Erfolgreiche Smart Cities stärken die Kompetenzen der Mitarbeitenden im Umgang mit digitalen Systemen und in der Arbeit in interdisziplinären Teams. In jedem Falle ist klar: Die Herausforderungen der Zukunft verlangen von uns neue Strategien, neue Fähigkeiten, Infrastrukturen und neue Formen der Zusammenarbeit – und Flexibilität.
Mit unseren Aktivitäten wollen wir im Bundesministerium für Wohnen, Stadtentwicklung und Bauwesen in den kommenden Jahren dazu beitragen, die Kompetenzen in den Kommunen zu stärken. Wir wollen gemeinsame Ziele entwickeln und zukunftsfähige, werteorientierte Zielbilder für die Smart City.
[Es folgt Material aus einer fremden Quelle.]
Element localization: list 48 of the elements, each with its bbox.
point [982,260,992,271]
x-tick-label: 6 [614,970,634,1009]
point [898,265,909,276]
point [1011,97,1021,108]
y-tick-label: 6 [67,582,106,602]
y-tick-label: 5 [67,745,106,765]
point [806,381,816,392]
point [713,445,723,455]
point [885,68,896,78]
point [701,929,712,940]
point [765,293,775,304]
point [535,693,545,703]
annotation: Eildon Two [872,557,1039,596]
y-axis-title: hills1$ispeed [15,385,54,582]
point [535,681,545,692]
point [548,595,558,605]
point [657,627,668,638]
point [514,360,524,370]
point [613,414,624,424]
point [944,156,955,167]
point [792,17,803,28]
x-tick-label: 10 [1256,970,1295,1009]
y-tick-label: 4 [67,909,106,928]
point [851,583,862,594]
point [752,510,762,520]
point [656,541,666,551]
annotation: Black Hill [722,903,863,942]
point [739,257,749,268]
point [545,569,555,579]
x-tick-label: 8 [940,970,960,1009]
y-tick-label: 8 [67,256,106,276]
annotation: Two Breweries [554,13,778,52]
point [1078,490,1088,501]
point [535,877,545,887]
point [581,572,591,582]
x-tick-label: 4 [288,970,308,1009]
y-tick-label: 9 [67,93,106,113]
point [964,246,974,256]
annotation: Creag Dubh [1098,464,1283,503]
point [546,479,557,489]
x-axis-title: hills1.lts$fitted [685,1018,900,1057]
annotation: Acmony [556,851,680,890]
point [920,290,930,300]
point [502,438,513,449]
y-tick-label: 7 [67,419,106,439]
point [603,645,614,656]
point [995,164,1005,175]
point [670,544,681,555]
So soll eine vernetzte Wissens- und Handlungsgemeinschaft entstehen, eine Smart-City-Community, die ihre Ideen zu intelligenten, smarten Lösungen teilt, in einem selbstlernenden Innovationssystem.
Mit dieser Strategie stellen wir sicher, dass wir unsere gesteckten politischen Ziele erreichen: Das ist die Entwicklung innovativer, übertragbarer und machbarer digitaler Lösungen für stadtentwicklungspolitische Aufgaben. Ebenso der Transfer von praxiserprobten guten Lösungen, Modellen und Standards in alle Kommunen, um die Chancen der Digitalisierung gemeinwohlorientiert und nachhaltig zu nutzen. Sören Bartol
Der Autor: Sören Bartol ist Parlamentarischer Staatssekretär bei der Bundesministerin für Wohnen, Stadtentwicklung und Bauwesen.